Короче, мятежа хватило на три дня, и во все три дня никто из членов самозваного РСЧД трезвым не был ни минуты. Когда же гвардейцы Галактиона Захарова, тогда еще вполне зрячего и полного сил, выудили их из нор и отвезли в известный санаторий возле Таганки, люди выдохнули и перекрестились. Но надолго отучилась Москвы при звуках выстрелов бежать к окну, теперь все знали, что бежать надо от окна, а лучше и вовсе лежать на полу. Петровско-Разумовский, лишенный всех титулов и прав, в отчаянии повесился на батарее в камере, Электросильный-Автов за минуту до ареста успел выброситься с тридцатого этажа, прочие же, отсидев год-полтора, были высланы кто в Бурятию, кто в Якутию, постепенно вымерли и стали для народа чем-то вроде повода вспомнить о великой победе.

При колоссальном авторитете, который возрос у императора на всенародных дрожжах Михайлова, победить эти убогие заговорщики не могли вовсе. Тем более жалкими попытками выглядели вопли о том, что некие окраины хотят от России виддилытысь или там аддзялицца, алые сындырып, атирукти и контерент эум.

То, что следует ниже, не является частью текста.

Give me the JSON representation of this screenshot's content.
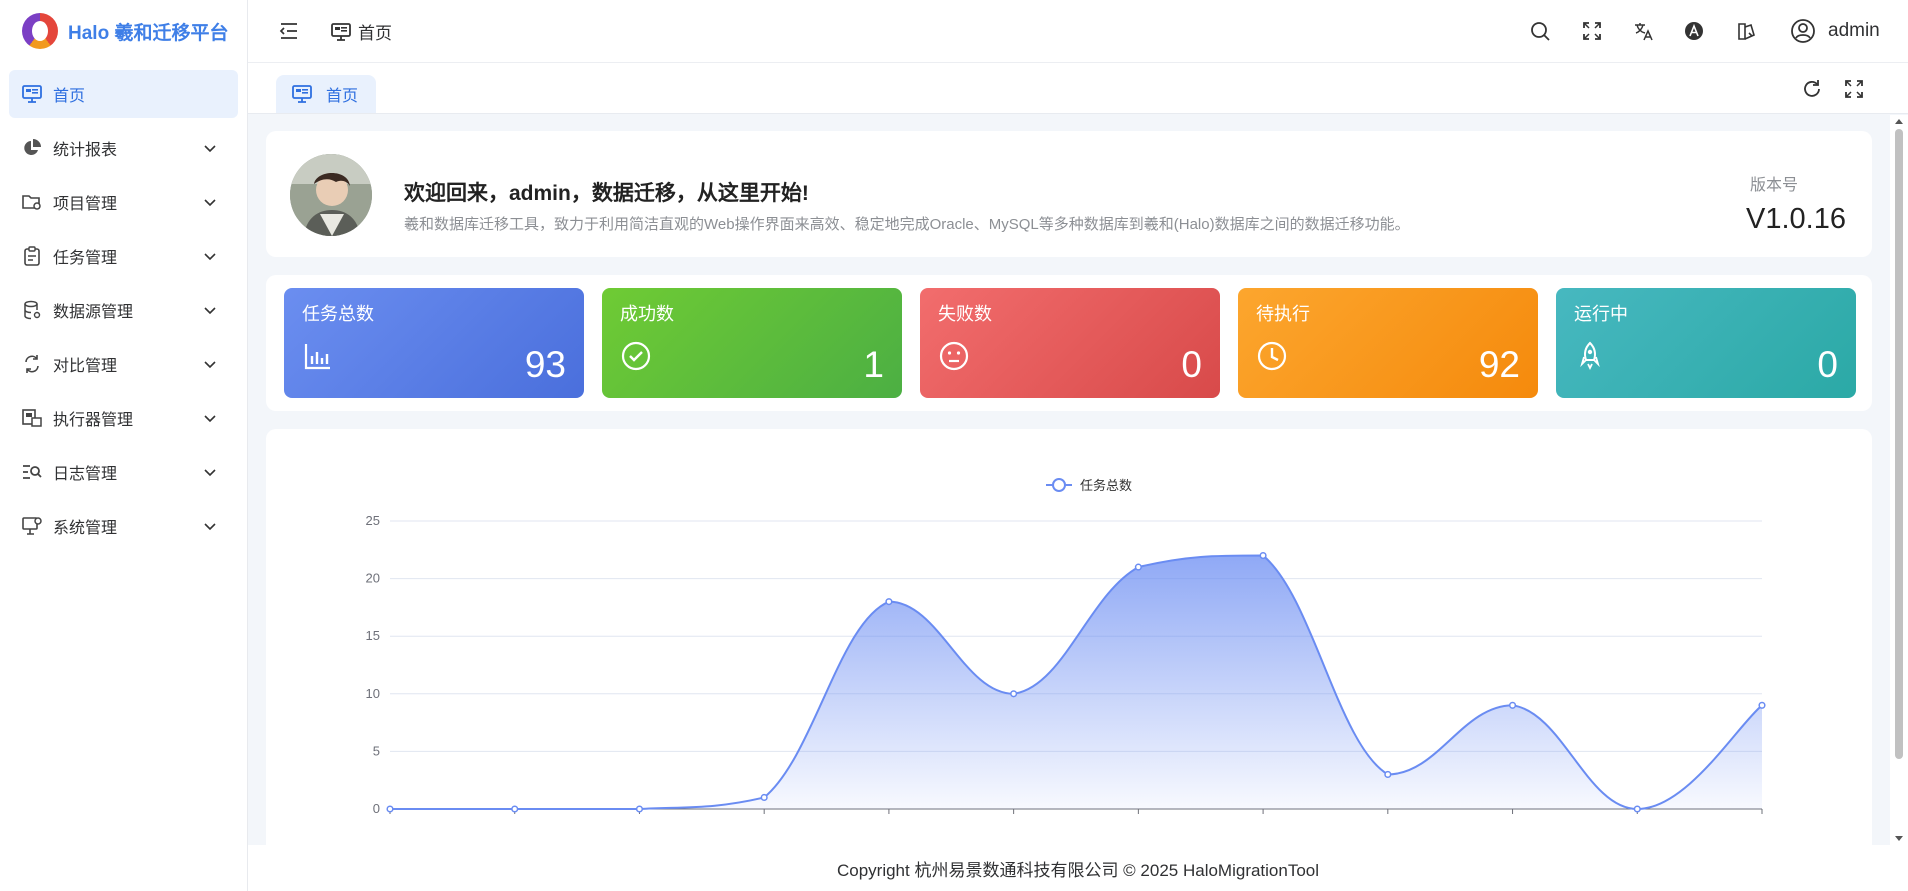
{
  "app": {
    "title": "Halo 羲和迁移平台"
  },
  "sidebar": {
    "items": [
      {
        "label": "首页",
        "icon": "monitor-icon",
        "active": true
      },
      {
        "label": "统计报表",
        "icon": "pie-chart-icon"
      },
      {
        "label": "项目管理",
        "icon": "folder-settings-icon"
      },
      {
        "label": "任务管理",
        "icon": "clipboard-icon"
      },
      {
        "label": "数据源管理",
        "icon": "database-icon"
      },
      {
        "label": "对比管理",
        "icon": "compare-icon"
      },
      {
        "label": "执行器管理",
        "icon": "executor-icon"
      },
      {
        "label": "日志管理",
        "icon": "log-search-icon"
      },
      {
        "label": "系统管理",
        "icon": "system-settings-icon"
      }
    ]
  },
  "header": {
    "breadcrumb": "首页",
    "user": "admin"
  },
  "tabs": [
    {
      "label": "首页",
      "active": true
    }
  ],
  "welcome": {
    "title": "欢迎回来，admin，数据迁移，从这里开始!",
    "subtitle": "羲和数据库迁移工具，致力于利用简洁直观的Web操作界面来高效、稳定地完成Oracle、MySQL等多种数据库到羲和(Halo)数据库之间的数据迁移功能。",
    "version_label": "版本号",
    "version": "V1.0.16"
  },
  "stats": [
    {
      "label": "任务总数",
      "value": "93",
      "icon": "bar-chart-icon",
      "color": "#5b7fe8"
    },
    {
      "label": "成功数",
      "value": "1",
      "icon": "check-circle-icon",
      "color": "#5dbd3c"
    },
    {
      "label": "失败数",
      "value": "0",
      "icon": "sad-face-icon",
      "color": "#e45c5c"
    },
    {
      "label": "待执行",
      "value": "92",
      "icon": "clock-icon",
      "color": "#f7960f"
    },
    {
      "label": "运行中",
      "value": "0",
      "icon": "rocket-icon",
      "color": "#39b1b3"
    }
  ],
  "chart_data": {
    "type": "area",
    "title": "",
    "xlabel": "",
    "ylabel": "",
    "series": [
      {
        "name": "任务总数",
        "values": [
          0,
          0,
          0,
          1,
          18,
          10,
          21,
          22,
          3,
          9,
          0,
          9
        ]
      }
    ],
    "ylim": [
      0,
      25
    ],
    "yticks": [
      0,
      5,
      10,
      15,
      20,
      25
    ],
    "grid": true,
    "legend": "top-center",
    "color": "#6a8cf2"
  },
  "footer": {
    "text": "Copyright 杭州易景数通科技有限公司 © 2025 HaloMigrationTool"
  }
}
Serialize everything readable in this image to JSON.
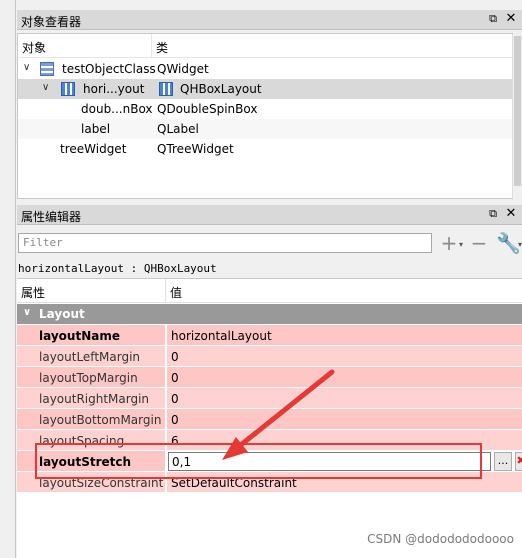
{
  "object_inspector": {
    "title": "对象查看器",
    "col_object": "对象",
    "col_class": "类",
    "rows": [
      {
        "name": "testObjectClass",
        "cls": "QWidget"
      },
      {
        "name": "hori...yout",
        "cls": "QHBoxLayout"
      },
      {
        "name": "doub...nBox",
        "cls": "QDoubleSpinBox"
      },
      {
        "name": "label",
        "cls": "QLabel"
      },
      {
        "name": "treeWidget",
        "cls": "QTreeWidget"
      }
    ]
  },
  "property_editor": {
    "title": "属性编辑器",
    "filter_placeholder": "Filter",
    "class_line": "horizontalLayout : QHBoxLayout",
    "col_property": "属性",
    "col_value": "值",
    "group": "Layout",
    "props": [
      {
        "name": "layoutName",
        "value": "horizontalLayout"
      },
      {
        "name": "layoutLeftMargin",
        "value": "0"
      },
      {
        "name": "layoutTopMargin",
        "value": "0"
      },
      {
        "name": "layoutRightMargin",
        "value": "0"
      },
      {
        "name": "layoutBottomMargin",
        "value": "0"
      },
      {
        "name": "layoutSpacing",
        "value": "6"
      },
      {
        "name": "layoutStretch",
        "value": "0,1"
      },
      {
        "name": "layoutSizeConstraint",
        "value": "SetDefaultConstraint"
      }
    ],
    "ellipsis_label": "..."
  },
  "watermark": "CSDN @dododododoooo",
  "colors": {
    "highlight": "#e53935",
    "row_pink": "#ffc6c6",
    "group_gray": "#999999"
  }
}
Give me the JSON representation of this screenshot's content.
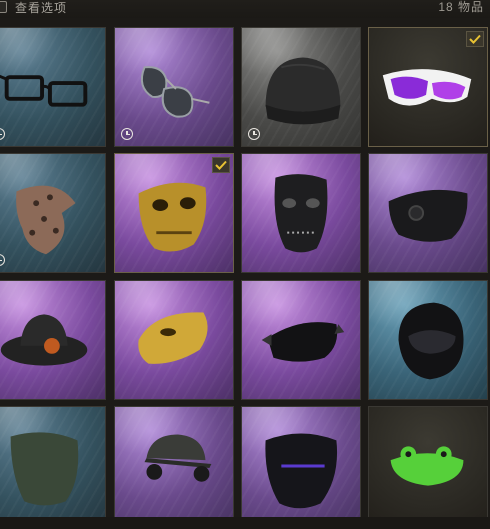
{
  "topbar": {
    "view_options_label": "查看选项",
    "item_count": "18 物品"
  },
  "colors": {
    "rarity_blue": "#3f5c6e",
    "rarity_purple": "#6a4a8c",
    "rarity_gray": "#4a4a48",
    "rarity_dark": "#2c2a24",
    "checkmark": "#e8c233"
  },
  "items": [
    {
      "name": "rectangular-glasses",
      "rarity": "blue",
      "timed": true,
      "selected": false
    },
    {
      "name": "aviator-sunglasses",
      "rarity": "purple",
      "timed": true,
      "selected": false
    },
    {
      "name": "gray-beanie",
      "rarity": "gray",
      "timed": true,
      "selected": false
    },
    {
      "name": "purple-visor-sunglasses",
      "rarity": "dark",
      "timed": false,
      "selected": true
    },
    {
      "name": "leopard-bandana",
      "rarity": "blue",
      "timed": true,
      "selected": false
    },
    {
      "name": "gold-skull-mask",
      "rarity": "purple",
      "timed": false,
      "selected": true
    },
    {
      "name": "black-stitched-mask",
      "rarity": "purple",
      "timed": false,
      "selected": false
    },
    {
      "name": "black-face-mask",
      "rarity": "purple",
      "timed": false,
      "selected": false
    },
    {
      "name": "cowboy-hat-rose",
      "rarity": "purple",
      "timed": false,
      "selected": false
    },
    {
      "name": "gold-half-mask",
      "rarity": "purple",
      "timed": false,
      "selected": false
    },
    {
      "name": "black-spiked-mask",
      "rarity": "purple",
      "timed": false,
      "selected": false
    },
    {
      "name": "black-motorcycle-helmet",
      "rarity": "blue",
      "timed": false,
      "selected": false
    },
    {
      "name": "green-face-wrap",
      "rarity": "blue",
      "timed": false,
      "selected": false
    },
    {
      "name": "cap-with-headset",
      "rarity": "purple",
      "timed": false,
      "selected": false
    },
    {
      "name": "demon-skull-mask",
      "rarity": "purple",
      "timed": false,
      "selected": false
    },
    {
      "name": "frog-mask",
      "rarity": "dark",
      "timed": false,
      "selected": false
    }
  ]
}
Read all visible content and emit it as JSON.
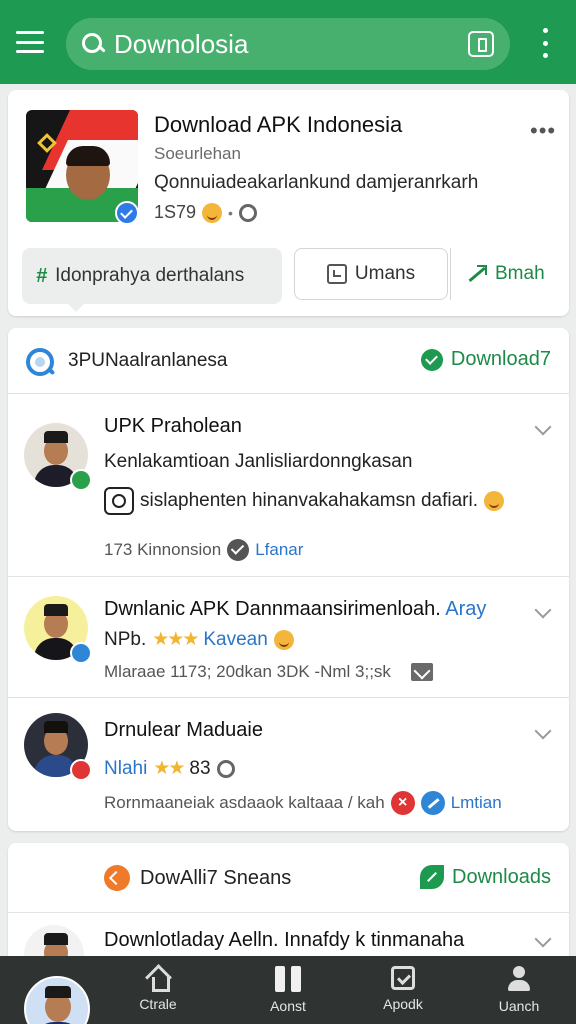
{
  "search": {
    "query": "Downolosia"
  },
  "app": {
    "title": "Download APK Indonesia",
    "subtitle": "Soeurlehan",
    "description": "Qonnuiadeakarlankund damjeranrkarh",
    "count": "1S79",
    "more": "•••"
  },
  "tabs": [
    {
      "label": "Idonprahya derthalans"
    },
    {
      "label": "Umans"
    },
    {
      "label": "Bmah"
    }
  ],
  "section": {
    "title": "3PUNaalranlanesa",
    "action": "Download7"
  },
  "items": [
    {
      "title": "UPK Praholean",
      "line1": "Kenlakamtioan Janlisliardonngkasan",
      "line2": "sislaphenten hinanvakahakamsn dafiari.",
      "meta": "173 Kinnonsion",
      "link": "Lfanar"
    },
    {
      "title": "Dwnlanic APK Dannmaansirimenloah.",
      "title_link": "Aray",
      "line1_prefix": "NPb.",
      "stars": "★★★",
      "line1_link": "Kavean",
      "meta": "Mlaraae 1173; 20dkan 3DK -Nml 3;;sk"
    },
    {
      "title": "Drnulear Maduaie",
      "line1_link": "Nlahi",
      "stars": "★★",
      "line1_value": "83",
      "meta": "Rornmaaneiak asdaaok kaltaaa / kah",
      "link": "Lmtian"
    }
  ],
  "downloads": {
    "title": "DowAlli7 Sneans",
    "action": "Downloads",
    "item_title": "Downlotladay Aelln. Innafdy k tinmanaha"
  },
  "nav": [
    {
      "label": "Ctrale"
    },
    {
      "label": "Aonst"
    },
    {
      "label": "Apodk"
    },
    {
      "label": "Uanch"
    }
  ],
  "colors": {
    "brand_green": "#1f9a52",
    "link_blue": "#2b75c8",
    "nav_bg": "#2f3331"
  }
}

— Опять стрельба, — с тоской констатировал генерал, — ведь уже было двадцать лет назад. Я тогда как раз отцом стал, а теперь внучку нянчу, — со вздохом добавил он. Все-то он врал: обеих дочек он спихнул на жену, ей же досталась и внучка, и наверняка ей же должна была достаться еще одна, запланированная второй его дочерью. Природа решила подкорректировать семью Аракелянов: раньше в ней плодились только парни, теперь косяком пошли девки.

— И зачем только силы тратишь, — тоже со вздохом возразил ему старший брат, — отдал бы их мне в деревню, бабы с них бы пылинки сдували. Опять же молоко парное, воздух деревенский, хороводы, приволье…

— Ну уж и приволье, полторы версты всего от Зарядья до Лубянки.

Ромео обиделся.

— Ты заехал бы хоть раз, убедился бы. Бабам понравишься, мужик ты видный вполне, да и родственник, дядя родной уже половине, считай, деревни…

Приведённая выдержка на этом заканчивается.